Достав папиросу, незнакомец зажег спичку, и я увидел его лицо, немолодое, смуглое, с густыми черными усами.
— Гурамишвили живет со мной рядом. Это недалеко. Пойдем, провожу.
— Но, может быть, он не тот Гурамишвили? — спросила недоверчиво мама.
— Ва! Тот, не тот! Скоро ночь, ночью ходить нельзя, ночью патруль задержит. Идем.
Мама колебалась.
— Ты, генацвале, не бойся, — убедительно сказал незнакомец. — Я Кавсадзе, Бату Кавсадзе, портной. Меня тут все знают. Ночь на дворе, идем. Идем, ну?
Мама решилась:
— Идемте.
Портной повел нас по темному городу. На перекрестках светились зеленые и красные огоньки. Мы шли, ничего не видя в темноте.
— Держитесь за меня! — говорил Кавсадзе. — Он свернул в ворота. — Сюда, пожалуйста, идите за мной. Мы пришли.
Двор был темный и, наверное, очень большой. Сквозь щели завешенных окон кое-где пробивался свет. Портной стукнул в темную стеклянную дверь.
— Эй, Мираб! — крикнул он. — Это я, Бату!
В ярко освещенном прямоугольнике появился толстый человек с большим носом над усами, с густой шапкой пестрых от седины волос.
— Входите скорей, а то меня оштрафуют, — заторопил толстяк.
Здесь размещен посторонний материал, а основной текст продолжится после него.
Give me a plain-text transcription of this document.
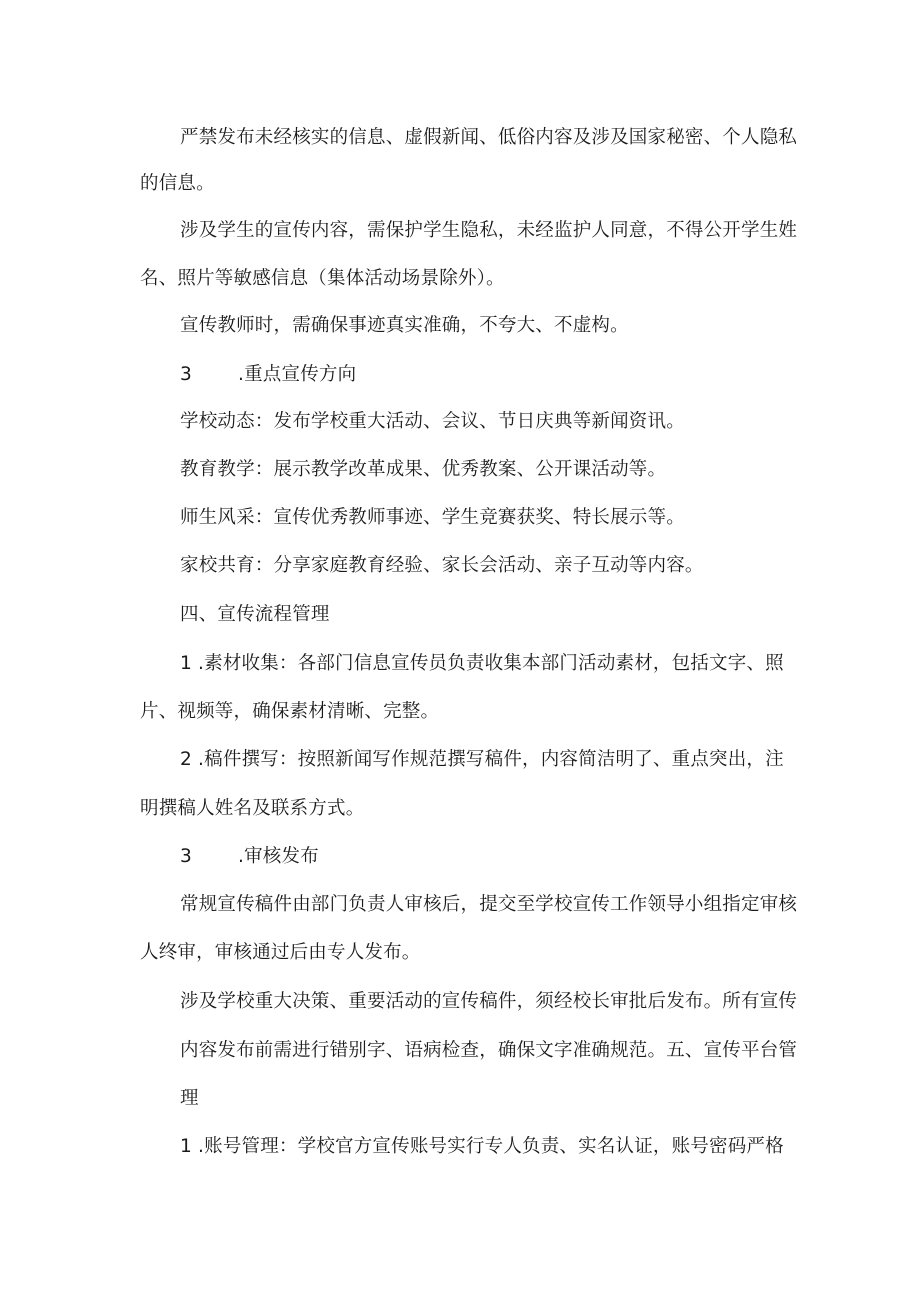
严禁发布未经核实的信息、虚假新闻、低俗内容及涉及国家秘密、个人隐私
的信息。
涉及学生的宣传内容，需保护学生隐私，未经监护人同意，不得公开学生姓
名、照片等敏感信息（集体活动场景除外）。
宣传教师时，需确保事迹真实准确，不夸大、不虚构。
3 .重点宣传方向
学校动态：发布学校重大活动、会议、节日庆典等新闻资讯。
教育教学：展示教学改革成果、优秀教案、公开课活动等。
师生风采：宣传优秀教师事迹、学生竞赛获奖、特长展示等。
家校共育：分享家庭教育经验、家长会活动、亲子互动等内容。
四、宣传流程管理
1 .素材收集：各部门信息宣传员负责收集本部门活动素材，包括文字、照
片、视频等，确保素材清晰、完整。
2 .稿件撰写：按照新闻写作规范撰写稿件，内容简洁明了、重点突出，注
明撰稿人姓名及联系方式。
3 .审核发布
常规宣传稿件由部门负责人审核后，提交至学校宣传工作领导小组指定审核
人终审，审核通过后由专人发布。
涉及学校重大决策、重要活动的宣传稿件，须经校长审批后发布。所有宣传
内容发布前需进行错别字、语病检查，确保文字准确规范。五、宣传平台管
理
1 .账号管理：学校官方宣传账号实行专人负责、实名认证，账号密码严格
Едва мы вошли, хозяин тщательно завесил стеклянную дверь шерстяной занавеской. Мы очутились в комнате с широким низким диваном и огромным шкафом у белой стены. Пожилая женщина в черном платке хлопотала у печи, а за столом сидела чернокосая девочка со вздернутым носиком и что-то писала. Девочка подняла голову и принялась меня разглядывать.
— Я нашел их, Мираб, возле вокзала, — сказал толстяку Кавсадзе. — Понимаешь, они ленинградцы и они первый раз в Тбилиси. Им нужен Гурамишвили.
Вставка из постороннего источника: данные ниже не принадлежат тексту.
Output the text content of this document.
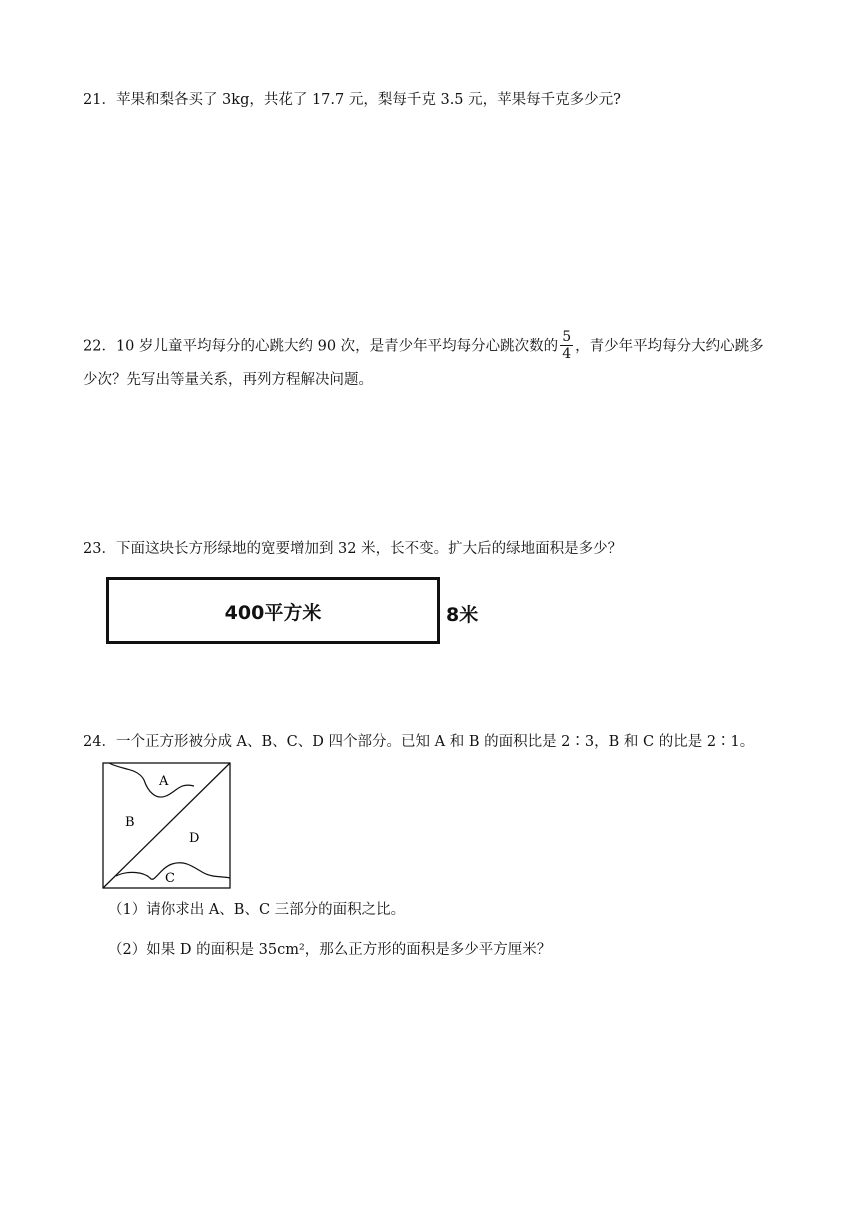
21．苹果和梨各买了 3kg，共花了 17.7 元，梨每千克 3.5 元，苹果每千克多少元?
22．10 岁儿童平均每分的心跳大约 90 次，是青少年平均每分心跳次数的 $\frac{5}{4}$ ，青少年平均每分大约心跳多
少次？先写出等量关系，再列方程解决问题。
23．下面这块长方形绿地的宽要增加到 32 米，长不变。扩大后的绿地面积是多少？
400平方米	8米
24．一个正方形被分成 A、B、C、D 四个部分。已知 A 和 B 的面积比是 2∶3，B 和 C 的比是 2∶1。
A
B
D
C
（1）请你求出 A、B、C 三部分的面积之比。
（2）如果 D 的面积是 35cm²，那么正方形的面积是多少平方厘米？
— Гурамишвили я, — отрекомендовался толстяк.
Мама взглянула на низенький столик, заваленный сапожными инструментами, колодками и старой обувью, немного смутилась:
— Мне нужен художник Гурамишвили.
— А я Гурамишвили-сапожник, — улыбнулся толстяк. — Познакомьтесь, пожалуйста, жена моя — Маро, дочка — Стэлла.
Жена сапожника вытерла полотенцем и протянула матери руку. У нее было широкое лицо с большими глазами, серыми, как у дочки.
— Значит, мы не туда попали? — растерянно спросила мама.
— Зачем «не туда»? — возразил толстяк. — Гурамишвили ищете? Гурамишвили — я.
— Но ведь вы не художник, — улыбнулась мама.
— Нет, зачем я художник! Я — художник в своем ремесле, — усмехнулся в усы толстяк. — Шалву Христофоровича вся Грузия знает. Но ночью к нему не попадешь, дорогая. Он живет за Курой, под горой Давида. Для хождения ночью нужны пропуска…
— Что же нам делать?
— Как «что»? Раздеваться, — решил за маму сапожник. — Отдыхать, кушать. Для ленинградцев в Тбилиси все двери открыты. Завтра утром я вас отведу за Куру.
— Но, право, это же неудобно, — возразила мать.
— Неудобно, удобно! А идти ночью по темным улицам удобно?.. Маро, Стэлла, помогите раздеться!
— Вот и отлично! — обрадовался Кавсадзе и даже крякнул от удовольствия, что все так устроилось.
Мама принялась благодарить портного. Он рассердился:
— За что благодаришь? Подарил тебе что-нибудь, а? Не подарил. До свиданья! Желаю отдохнуть хорошенько.
Он ушел, потрепав по щеке девочку и сказав ей по-грузински что-то веселое — она звонко рассмеялась.